Il museo Lapidario Maffeiano fu istituito alla metà del XVIII secolo per volontà del marchese SCIPIONE MAFFEI, insigne uomo della cultura settecentesca veronese. Un sensibile cultore dell'antichità, che considerava le epigrafi delle "antichità parlanti", capaci di trasmettere informazioni importanti sulla storia passata in maniera semplice, diretta e visiva. Tra il 1738 e il 1749 egli completò la collezione di lapidi che apparteneva all'Accademia Filarmonica, integrandola con numerose nuove acquisizioni e ordinandola in un percorso che ripercorreva il cammino della storia: da quelle locali paleovenete, a quelle etrusche e romane, includendo quelle greche e quelle cristiane, quelle medievali e persino alcune di provenienza araba.
Su progetto dell'architetto Alessandro Pompei il museo sorse nello spazio compreso fra le antiche mura che congiungevano piazza Bra e Castelvecchio, un luogo che inizialmente era stato concepito come giardino di accesso al Teatro Filarmonico. Il Pompei creò un sobrio peristilio (= PORTICO A COLONNE disposto lungo uno o più lati di un edificio) sorretto da colonne doriche, che si saldava armoniosamente al maestoso pronao del teatro Filarmonico e si estendeva fino alla Gran Guardia, sotto il quale furono collocate le epigrafi. Nel 1883 il Museo Lapidario fu acquistato dal Municipio di Verona, risistemato nel 1927 subendo una radicale trasformazione architettonica cagionata da una forte riduzione del cortile, e riallestito secondo criteri moderni nel 1982.

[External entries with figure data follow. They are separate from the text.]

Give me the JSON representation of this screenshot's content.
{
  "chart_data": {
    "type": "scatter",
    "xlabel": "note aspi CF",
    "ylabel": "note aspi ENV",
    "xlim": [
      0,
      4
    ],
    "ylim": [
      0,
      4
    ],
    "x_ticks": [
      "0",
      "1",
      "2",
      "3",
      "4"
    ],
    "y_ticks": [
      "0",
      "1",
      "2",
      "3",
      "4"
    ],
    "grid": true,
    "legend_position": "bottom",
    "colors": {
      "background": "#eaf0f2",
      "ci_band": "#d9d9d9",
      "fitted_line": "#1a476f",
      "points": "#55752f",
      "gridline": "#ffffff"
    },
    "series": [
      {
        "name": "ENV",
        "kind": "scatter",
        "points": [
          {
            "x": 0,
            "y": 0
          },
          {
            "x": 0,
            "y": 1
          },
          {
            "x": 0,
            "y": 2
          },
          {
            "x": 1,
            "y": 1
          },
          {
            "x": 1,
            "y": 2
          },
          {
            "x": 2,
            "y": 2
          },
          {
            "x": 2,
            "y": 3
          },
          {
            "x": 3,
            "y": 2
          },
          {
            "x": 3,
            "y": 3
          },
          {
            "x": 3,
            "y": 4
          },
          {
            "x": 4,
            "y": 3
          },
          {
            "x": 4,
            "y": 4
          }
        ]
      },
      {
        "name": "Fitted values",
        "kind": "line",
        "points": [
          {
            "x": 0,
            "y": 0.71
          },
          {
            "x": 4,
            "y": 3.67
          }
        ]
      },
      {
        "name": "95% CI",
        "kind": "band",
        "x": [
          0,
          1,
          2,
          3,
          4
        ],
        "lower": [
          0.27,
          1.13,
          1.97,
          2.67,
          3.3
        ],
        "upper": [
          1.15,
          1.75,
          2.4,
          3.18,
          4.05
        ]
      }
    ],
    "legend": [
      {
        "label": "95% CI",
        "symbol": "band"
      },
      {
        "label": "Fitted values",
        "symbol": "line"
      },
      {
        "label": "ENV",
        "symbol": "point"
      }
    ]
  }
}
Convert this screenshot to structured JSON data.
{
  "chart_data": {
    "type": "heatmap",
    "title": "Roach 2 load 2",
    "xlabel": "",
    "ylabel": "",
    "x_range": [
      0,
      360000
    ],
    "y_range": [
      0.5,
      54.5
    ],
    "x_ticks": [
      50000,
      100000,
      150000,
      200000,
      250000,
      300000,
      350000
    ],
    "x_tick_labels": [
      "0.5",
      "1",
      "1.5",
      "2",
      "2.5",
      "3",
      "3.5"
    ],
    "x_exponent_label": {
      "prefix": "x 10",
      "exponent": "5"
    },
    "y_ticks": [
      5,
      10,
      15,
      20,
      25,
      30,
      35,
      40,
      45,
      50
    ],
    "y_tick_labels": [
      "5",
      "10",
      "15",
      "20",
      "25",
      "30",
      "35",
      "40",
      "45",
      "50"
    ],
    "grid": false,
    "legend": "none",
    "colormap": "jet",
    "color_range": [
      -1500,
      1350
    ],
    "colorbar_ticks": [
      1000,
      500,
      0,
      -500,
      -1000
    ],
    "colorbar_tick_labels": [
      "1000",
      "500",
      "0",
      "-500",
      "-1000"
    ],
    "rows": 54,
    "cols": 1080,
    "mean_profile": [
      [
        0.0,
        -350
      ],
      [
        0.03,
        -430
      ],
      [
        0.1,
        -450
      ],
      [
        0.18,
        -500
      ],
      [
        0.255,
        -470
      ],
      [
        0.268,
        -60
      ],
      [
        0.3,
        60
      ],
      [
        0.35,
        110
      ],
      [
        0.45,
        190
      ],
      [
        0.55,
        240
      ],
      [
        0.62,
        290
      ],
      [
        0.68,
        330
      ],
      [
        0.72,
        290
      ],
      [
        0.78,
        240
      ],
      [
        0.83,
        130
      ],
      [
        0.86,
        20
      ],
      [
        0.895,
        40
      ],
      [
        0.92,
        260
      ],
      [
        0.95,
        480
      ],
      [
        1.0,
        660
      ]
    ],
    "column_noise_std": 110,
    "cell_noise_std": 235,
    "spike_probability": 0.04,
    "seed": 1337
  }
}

Con l'attuale sistemazione si può, seguendo la corsia di pietra centrale, ammirare le lapidi esposte nel pronao del Teatro Filarmonico e passare poi nel porticato di destra; accedere ai sotterranei e, risalendo, percorrere il porticato di sinistra. Lungo questo itinerario sono esposti tutti i materiali epigrafici romani, mentre in alcuni saloni al primo e al secondo piano dell'edificio sono conservati i materiali epigrafici greci e i materiali scultorei romani, etruschi e paleoveneti. La visita si conclude con una passeggiata sopra i PORTONI DELLA BRA’, attraverso un collegamento che supera le mura scaligere e conduce alla Gran Guardia, offrendo una splendida veduta su una delle piazze più belle del mondo.